As far as XML goes, design activities are centered around the data model. Indeed, because XML is a markup language, it is concerned solely with the organization of information -- unlike, say, the Java language which deals both with the data model (class hierarchy) and data manipulation (methods).

This article is the first in a new series for the Working XML column that will explore the use of UML modeling tools, such as IBM Rational Rose and XSLT, to design XML applications. In this introductory article, I will discuss the basics of data modeling and introduce the techniques that I will cover in the next three articles.

Data modeling

The Concise Oxford Dictionary (Oxford University Press, 2001) has no less than seven definitions of the noun "model." For the purposes of this column series, the following definition is appropriate: "a simplified (often mathematical) description of a system etc., to assist calculations and predictions." The three keywords in this definition are simplified, description, and assist.

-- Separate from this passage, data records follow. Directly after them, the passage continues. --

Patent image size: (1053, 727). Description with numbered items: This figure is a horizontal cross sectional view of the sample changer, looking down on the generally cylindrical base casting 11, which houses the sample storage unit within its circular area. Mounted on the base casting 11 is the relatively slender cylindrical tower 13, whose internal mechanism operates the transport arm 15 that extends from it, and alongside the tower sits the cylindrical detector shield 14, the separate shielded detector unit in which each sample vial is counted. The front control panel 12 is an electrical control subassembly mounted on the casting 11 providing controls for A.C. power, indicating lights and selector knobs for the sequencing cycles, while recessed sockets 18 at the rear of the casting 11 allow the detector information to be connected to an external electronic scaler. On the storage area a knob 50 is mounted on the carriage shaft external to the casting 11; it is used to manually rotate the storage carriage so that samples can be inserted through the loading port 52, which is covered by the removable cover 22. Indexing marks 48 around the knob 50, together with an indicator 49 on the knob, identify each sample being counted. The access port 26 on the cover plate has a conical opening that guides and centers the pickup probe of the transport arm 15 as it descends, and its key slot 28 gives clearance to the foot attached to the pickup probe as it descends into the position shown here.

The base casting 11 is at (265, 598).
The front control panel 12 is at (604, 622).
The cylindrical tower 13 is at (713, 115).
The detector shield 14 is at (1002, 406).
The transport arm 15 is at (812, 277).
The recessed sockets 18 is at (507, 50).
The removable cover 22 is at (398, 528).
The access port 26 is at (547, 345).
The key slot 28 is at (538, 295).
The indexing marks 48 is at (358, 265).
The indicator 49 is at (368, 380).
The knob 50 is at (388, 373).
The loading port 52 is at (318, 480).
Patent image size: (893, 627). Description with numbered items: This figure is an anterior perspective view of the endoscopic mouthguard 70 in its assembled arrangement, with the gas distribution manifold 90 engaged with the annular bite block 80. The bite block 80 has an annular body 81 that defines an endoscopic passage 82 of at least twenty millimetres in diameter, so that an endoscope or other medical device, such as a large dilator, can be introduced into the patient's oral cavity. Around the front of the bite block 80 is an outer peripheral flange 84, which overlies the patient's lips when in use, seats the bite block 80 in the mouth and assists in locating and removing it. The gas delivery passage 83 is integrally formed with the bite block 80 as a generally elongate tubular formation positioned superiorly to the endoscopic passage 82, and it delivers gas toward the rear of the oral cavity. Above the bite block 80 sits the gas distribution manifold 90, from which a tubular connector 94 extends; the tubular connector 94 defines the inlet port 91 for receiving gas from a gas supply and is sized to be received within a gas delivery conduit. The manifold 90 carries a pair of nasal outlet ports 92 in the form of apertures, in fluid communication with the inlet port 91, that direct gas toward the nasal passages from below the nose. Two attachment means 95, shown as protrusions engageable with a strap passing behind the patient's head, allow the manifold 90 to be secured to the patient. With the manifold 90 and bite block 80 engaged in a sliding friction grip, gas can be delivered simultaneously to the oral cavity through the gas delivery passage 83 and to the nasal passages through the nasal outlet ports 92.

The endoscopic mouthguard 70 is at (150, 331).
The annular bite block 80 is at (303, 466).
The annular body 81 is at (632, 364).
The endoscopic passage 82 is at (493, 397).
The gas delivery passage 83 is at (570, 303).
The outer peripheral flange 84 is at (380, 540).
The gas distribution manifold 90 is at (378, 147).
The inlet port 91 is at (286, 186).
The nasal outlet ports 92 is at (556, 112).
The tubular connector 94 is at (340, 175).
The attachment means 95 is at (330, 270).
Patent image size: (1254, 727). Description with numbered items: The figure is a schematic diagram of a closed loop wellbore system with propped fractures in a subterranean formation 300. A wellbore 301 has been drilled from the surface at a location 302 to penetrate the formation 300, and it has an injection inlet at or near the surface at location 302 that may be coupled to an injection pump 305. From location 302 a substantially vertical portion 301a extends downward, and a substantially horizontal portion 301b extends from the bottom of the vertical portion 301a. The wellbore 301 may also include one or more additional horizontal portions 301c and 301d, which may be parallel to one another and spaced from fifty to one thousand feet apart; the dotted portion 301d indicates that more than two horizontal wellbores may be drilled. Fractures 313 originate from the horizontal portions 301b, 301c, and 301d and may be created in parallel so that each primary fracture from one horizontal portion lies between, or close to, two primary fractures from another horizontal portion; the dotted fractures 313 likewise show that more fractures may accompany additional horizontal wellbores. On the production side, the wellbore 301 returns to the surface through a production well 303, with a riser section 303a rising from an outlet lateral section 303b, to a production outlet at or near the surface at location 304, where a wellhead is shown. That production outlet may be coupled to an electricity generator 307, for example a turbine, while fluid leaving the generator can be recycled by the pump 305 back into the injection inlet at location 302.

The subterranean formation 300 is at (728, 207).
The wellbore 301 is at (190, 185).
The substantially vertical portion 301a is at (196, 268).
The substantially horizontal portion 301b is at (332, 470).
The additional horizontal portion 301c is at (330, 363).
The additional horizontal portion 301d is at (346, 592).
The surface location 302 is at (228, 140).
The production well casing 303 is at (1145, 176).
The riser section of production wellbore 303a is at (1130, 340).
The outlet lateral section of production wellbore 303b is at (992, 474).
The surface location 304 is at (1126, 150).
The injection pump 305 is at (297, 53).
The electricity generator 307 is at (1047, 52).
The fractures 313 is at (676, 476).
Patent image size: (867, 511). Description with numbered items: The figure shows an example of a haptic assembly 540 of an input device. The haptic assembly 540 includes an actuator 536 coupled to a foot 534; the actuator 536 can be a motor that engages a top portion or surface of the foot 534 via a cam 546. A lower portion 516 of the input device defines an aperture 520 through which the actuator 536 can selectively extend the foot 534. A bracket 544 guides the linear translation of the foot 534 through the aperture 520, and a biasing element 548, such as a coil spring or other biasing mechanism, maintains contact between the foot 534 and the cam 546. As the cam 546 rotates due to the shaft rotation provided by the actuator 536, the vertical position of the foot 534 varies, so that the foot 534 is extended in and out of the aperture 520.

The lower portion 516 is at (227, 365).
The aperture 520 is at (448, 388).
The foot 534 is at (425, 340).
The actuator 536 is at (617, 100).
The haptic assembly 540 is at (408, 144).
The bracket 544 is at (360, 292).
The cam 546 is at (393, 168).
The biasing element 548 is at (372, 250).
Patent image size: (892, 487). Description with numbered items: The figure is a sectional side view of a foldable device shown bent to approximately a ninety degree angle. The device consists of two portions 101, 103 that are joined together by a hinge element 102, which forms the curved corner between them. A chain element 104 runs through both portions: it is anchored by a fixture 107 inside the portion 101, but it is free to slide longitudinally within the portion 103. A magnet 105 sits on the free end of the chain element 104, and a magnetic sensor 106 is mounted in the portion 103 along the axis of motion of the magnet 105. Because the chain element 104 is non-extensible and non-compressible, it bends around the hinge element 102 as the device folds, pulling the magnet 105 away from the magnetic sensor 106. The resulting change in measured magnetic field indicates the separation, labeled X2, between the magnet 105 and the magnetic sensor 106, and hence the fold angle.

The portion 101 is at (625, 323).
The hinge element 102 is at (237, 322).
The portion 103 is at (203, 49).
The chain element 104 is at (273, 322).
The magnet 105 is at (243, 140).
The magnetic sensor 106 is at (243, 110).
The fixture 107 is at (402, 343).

According to this definition, a model is a description of a system. This statement is crucial; the model is not the system itself but a formalized representation of the system. In the specific case of XML, the system consists of documents encoded according to a specific vocabulary.

The second aspect of the definition is that a model is a simplified representation. It is not as complex or as rich as the system being modeled. Many systems are designed to tackle complex problems so they are complex by nature. For example, look at the complexity of a vocabulary like DocBook: It is designed for publishing technical books and documentation (the Linux documentation is published in DocBook, among others). Because technical books and documentation are complex, DocBook is very complex (see Resources).

Yet humans are somewhat limited in the amount of information they can process at any one time. When most people work on a complex issue, they like (or need) to break it down into smaller, more manageable issues. Models are built to address that need. A model simplifies a complex system by exposing only some aspects of the system.

The last keyword in the definition is assist. Models are not built in a vacuum, but they serve a very specific purpose: to help the designers reason about a system. A model is not imbued with magical virtues; it is only a tool for achieving a specific goal more efficiently. The goal is never to build a model, but to address the system.

The operative nature of models is closely related to the simplification I mentioned above. To simplify means to choose those elements of the system that are worth including and those that should be discarded. The selection is guided by the goals of the model, such as which calculations and predictions you are trying to assist.

Simplification and modeling

It is difficult to emphasize enough that models are a simplification of an actual system. Again, it is impossible to tackle a complex system unless it is broken down into smaller, simpler elements. In practice, one model is not always enough and a complex system may be represented by a range of models, from simple to complex.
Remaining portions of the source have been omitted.